Better UX Flow Charts: An Easy to Follow How-to Guide in 6 Steps

Get an overview of how users interact with your UI or digital touchpoints using UX flow charts.

What is a UX Flow Charts and Why Use One?

The most effective UX flow charts draw inspiration from 3 existing tools user experience professionals already use. These are:

  • Site tree diagrams.
  • Flow diagrams.
  • Wireframes.
Illustration showing the difference between site maps, flow diagrams, and wireframes.
A UX flow chart combines elements of site maps, flow diagrams and wireframes.

1. Establish the Scope of Your User Flow

Be clear about what your UX flow chart will cover. I find it preferable not just to cover the site or app you are working on but also some of the steps that precede or follow it. That helps to provide context to the project you are working on.

Example UX flow chart
A UX flow chart combines a site map or flow diagram with low resolution wireframes.

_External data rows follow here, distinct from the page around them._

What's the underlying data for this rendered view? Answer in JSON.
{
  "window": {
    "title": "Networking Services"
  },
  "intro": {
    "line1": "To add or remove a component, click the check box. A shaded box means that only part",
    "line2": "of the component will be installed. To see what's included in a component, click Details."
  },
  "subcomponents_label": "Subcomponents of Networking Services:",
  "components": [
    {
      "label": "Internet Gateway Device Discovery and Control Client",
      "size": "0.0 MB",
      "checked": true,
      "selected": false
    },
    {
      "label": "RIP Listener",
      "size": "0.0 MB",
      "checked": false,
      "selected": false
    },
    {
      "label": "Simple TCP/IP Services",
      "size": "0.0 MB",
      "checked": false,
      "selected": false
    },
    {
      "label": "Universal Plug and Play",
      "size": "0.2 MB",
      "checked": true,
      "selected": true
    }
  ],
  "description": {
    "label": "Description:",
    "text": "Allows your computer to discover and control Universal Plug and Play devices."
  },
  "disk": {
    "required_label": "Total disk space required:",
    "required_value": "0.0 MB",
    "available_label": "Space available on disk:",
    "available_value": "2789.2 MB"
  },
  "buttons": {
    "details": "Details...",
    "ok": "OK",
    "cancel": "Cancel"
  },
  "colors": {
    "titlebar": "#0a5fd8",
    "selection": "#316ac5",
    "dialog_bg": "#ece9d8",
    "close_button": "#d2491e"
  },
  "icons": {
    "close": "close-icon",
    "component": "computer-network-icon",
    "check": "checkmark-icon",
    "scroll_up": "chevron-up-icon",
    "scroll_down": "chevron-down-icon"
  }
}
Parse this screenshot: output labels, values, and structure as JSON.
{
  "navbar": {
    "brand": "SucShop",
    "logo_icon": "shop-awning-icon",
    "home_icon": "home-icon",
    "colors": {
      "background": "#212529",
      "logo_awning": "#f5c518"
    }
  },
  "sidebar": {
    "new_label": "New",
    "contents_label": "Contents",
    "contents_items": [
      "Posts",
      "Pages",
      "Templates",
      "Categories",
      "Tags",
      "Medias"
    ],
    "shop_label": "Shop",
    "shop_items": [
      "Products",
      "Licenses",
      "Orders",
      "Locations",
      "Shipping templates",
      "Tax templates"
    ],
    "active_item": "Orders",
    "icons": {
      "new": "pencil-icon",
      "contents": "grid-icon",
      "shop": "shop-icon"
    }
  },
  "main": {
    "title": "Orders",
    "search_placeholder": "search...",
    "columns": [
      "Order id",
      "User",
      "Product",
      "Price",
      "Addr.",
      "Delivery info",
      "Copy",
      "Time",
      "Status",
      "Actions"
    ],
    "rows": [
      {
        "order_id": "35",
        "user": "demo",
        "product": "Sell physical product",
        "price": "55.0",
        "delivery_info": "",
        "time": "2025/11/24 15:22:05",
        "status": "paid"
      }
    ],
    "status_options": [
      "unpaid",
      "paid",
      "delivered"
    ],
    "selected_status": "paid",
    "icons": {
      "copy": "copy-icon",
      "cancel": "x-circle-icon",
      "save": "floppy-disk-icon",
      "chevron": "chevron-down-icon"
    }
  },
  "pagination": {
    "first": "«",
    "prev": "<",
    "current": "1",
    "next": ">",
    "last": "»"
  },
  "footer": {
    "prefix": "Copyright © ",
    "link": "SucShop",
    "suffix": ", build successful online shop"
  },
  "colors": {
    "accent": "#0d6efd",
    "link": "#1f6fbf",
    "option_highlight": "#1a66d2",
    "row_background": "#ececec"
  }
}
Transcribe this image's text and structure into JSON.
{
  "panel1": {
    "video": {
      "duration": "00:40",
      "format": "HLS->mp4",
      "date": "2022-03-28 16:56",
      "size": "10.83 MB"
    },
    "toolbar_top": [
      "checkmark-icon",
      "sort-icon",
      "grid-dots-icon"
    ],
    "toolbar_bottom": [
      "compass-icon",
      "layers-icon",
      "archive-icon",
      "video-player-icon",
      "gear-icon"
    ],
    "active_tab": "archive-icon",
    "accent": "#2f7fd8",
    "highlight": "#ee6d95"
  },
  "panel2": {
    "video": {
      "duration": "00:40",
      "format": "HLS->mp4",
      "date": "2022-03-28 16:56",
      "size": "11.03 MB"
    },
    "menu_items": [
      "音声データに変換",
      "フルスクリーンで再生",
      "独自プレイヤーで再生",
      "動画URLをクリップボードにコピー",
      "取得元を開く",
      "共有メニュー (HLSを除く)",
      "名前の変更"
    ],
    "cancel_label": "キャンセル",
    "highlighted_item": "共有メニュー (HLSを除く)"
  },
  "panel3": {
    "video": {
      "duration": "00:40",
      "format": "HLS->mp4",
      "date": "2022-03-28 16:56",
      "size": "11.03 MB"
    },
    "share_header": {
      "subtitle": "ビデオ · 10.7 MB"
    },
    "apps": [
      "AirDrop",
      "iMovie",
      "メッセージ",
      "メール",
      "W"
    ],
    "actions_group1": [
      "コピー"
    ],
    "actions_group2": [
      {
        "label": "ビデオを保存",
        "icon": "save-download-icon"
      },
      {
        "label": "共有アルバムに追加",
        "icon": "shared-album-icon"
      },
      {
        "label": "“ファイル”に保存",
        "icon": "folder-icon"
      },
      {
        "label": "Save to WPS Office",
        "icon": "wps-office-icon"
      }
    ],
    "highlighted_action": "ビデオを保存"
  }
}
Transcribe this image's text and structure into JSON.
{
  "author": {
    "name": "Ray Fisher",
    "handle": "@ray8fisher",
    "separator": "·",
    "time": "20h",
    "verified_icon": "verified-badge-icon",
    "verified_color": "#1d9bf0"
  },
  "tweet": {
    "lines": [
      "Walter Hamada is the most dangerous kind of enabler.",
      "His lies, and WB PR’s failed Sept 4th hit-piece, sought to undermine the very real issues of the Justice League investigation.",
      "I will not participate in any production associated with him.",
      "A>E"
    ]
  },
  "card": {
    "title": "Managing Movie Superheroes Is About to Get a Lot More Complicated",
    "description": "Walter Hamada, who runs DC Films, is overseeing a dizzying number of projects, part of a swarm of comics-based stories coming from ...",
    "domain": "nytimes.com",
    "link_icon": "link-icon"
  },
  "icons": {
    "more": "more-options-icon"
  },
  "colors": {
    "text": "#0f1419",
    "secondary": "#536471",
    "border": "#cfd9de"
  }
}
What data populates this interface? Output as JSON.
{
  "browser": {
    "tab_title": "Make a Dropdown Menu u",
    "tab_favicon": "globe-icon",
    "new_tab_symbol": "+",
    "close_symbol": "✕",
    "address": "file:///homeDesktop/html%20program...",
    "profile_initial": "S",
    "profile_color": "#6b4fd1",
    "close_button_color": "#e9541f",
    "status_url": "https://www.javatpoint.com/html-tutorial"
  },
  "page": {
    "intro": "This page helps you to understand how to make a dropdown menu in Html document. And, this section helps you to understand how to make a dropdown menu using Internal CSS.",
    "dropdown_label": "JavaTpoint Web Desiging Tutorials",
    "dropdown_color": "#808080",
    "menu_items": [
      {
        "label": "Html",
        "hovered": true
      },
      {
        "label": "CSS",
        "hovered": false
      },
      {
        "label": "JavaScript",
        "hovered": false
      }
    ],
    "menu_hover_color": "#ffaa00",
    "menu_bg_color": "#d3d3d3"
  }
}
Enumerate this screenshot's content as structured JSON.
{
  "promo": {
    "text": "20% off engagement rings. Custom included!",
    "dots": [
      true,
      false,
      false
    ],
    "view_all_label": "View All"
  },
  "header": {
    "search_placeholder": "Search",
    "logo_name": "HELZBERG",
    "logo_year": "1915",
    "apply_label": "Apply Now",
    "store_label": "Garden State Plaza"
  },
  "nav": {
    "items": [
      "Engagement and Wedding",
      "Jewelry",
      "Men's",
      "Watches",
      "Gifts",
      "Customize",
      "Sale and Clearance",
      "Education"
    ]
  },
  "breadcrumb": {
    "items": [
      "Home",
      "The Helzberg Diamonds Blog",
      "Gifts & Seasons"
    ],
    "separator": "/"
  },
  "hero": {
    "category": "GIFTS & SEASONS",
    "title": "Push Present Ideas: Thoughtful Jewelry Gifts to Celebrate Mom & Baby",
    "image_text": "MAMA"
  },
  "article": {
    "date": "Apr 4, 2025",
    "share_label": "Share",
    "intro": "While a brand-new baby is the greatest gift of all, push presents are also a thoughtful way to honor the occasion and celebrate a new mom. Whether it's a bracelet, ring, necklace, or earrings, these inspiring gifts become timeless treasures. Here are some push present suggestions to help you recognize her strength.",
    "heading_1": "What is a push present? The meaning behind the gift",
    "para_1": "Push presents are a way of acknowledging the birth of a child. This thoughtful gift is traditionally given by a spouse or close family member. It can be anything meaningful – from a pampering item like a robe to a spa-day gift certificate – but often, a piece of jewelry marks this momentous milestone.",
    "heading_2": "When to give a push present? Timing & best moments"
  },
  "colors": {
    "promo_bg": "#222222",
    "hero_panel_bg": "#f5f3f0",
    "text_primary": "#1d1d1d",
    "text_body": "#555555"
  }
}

For example, when creating a UX flow chart for a website, including how users arrive on the site can prove invaluable. Also, you may wish to include any interactions that immediately follow users taking action on the site (e.g., any emails sent to users).

2. Decide Upon the Fidelity of Your UX Flow Charts

Many describe a UX flow chart as a series of boxes and arrows representing users moving between pages, screens, or other touchpoints. Personally, I have described above, I see it as more detailed than that. That said, both approaches are valid.

Which end of the spectrum you lean towards will depend on the complexity of the interaction you are trying to map.

Site Map, UX Flow Chart and Wireframes compared.
The level of fidelity you select will depend on the complexity of the interaction and time available.

If the user’s journey is strictly hierarchical with straightforward branching nodes, then a flow diagram or site tree diagram will be sufficient.

However, suppose the interactions are more complicated and have many different options and cross-linking. In that case, a detailed user flow chart will prove more helpful because you will have a clear understanding of the content of each page.

3. Find the Right Tool for Creating Your User Flow Diagram

The tool you choose will be dependent on the fidelity of the UX flow chart you are trying to create.

For example, if you want to create basic flow diagrams, you could easily do that in Powerpoint or Keynote. That said, there are also tools like Lucidchart that make the process somewhat easier.

A tool like Lucidchart makes creating site maps and flow diagrams easier.

For more complex user flow diagrams, including wireframing elements, you will need to use a tool like Figma or Sketch.

4. Start by Mapping the Structure

Start by mapping just the primary structure of all the pages. What is the main flow the user will go on, and what are the primary points their journey may branch.

For example, if you are working on a website user flow, focus on mapping the primary navigational system (found on the menu bar).

Basic site map focused on primary navigation

Draw these up as a series of interconnected boxes.

As you are planning the basic flow, you will identify secondary navigational connections. For example, you might decide the homepage needs to deep-link to something buried in the primary information architecture.

If there are only a few of these secondary links, they can be added as connections between pages. However, this can quickly make the diagram unreadable if there are too many of them.

If that is the case, make a note of this cross-link to visually represent it when we flesh out the individual pages.

Notes on a site map
Note any secondary linking or content ideas you have as you map the primary navigation.

6. Flesh Out Content and Functionality

If you are creating a more detailed UX flow chart as I described earlier, you will need to revisit each of the ‘boxes’ you identified in your initial version and visualize what is happening at that step.

In most cases, this means showing what kind of content will be displayed on the screen in low-fidelity form. However, it might also mean showing secondary links, state changes, or even backend processes, depending on the specific use case.

Detailed UX flow chart
You can visualize the notes you made on content and secondary navigation when you add detail to each page.

Finding the Balance

Ultimately creating a UX flow chart is about finding a balance. You want to visualize any complexity of the interaction, but not to the point where the flow chart becomes unreadable.

Too little information and it becomes nothing more than a traditional information architecture or flow diagram. On the other hand, too much information, and you might as well have built an interactive prototype.

UX Flow charts help me think through the journey the user will take through a digital service and consider the various stages in that journey. However, they are easier to produce than a complete set of wireframes. This middle ground makes them a valuable tool in any UX professional’s arsenal.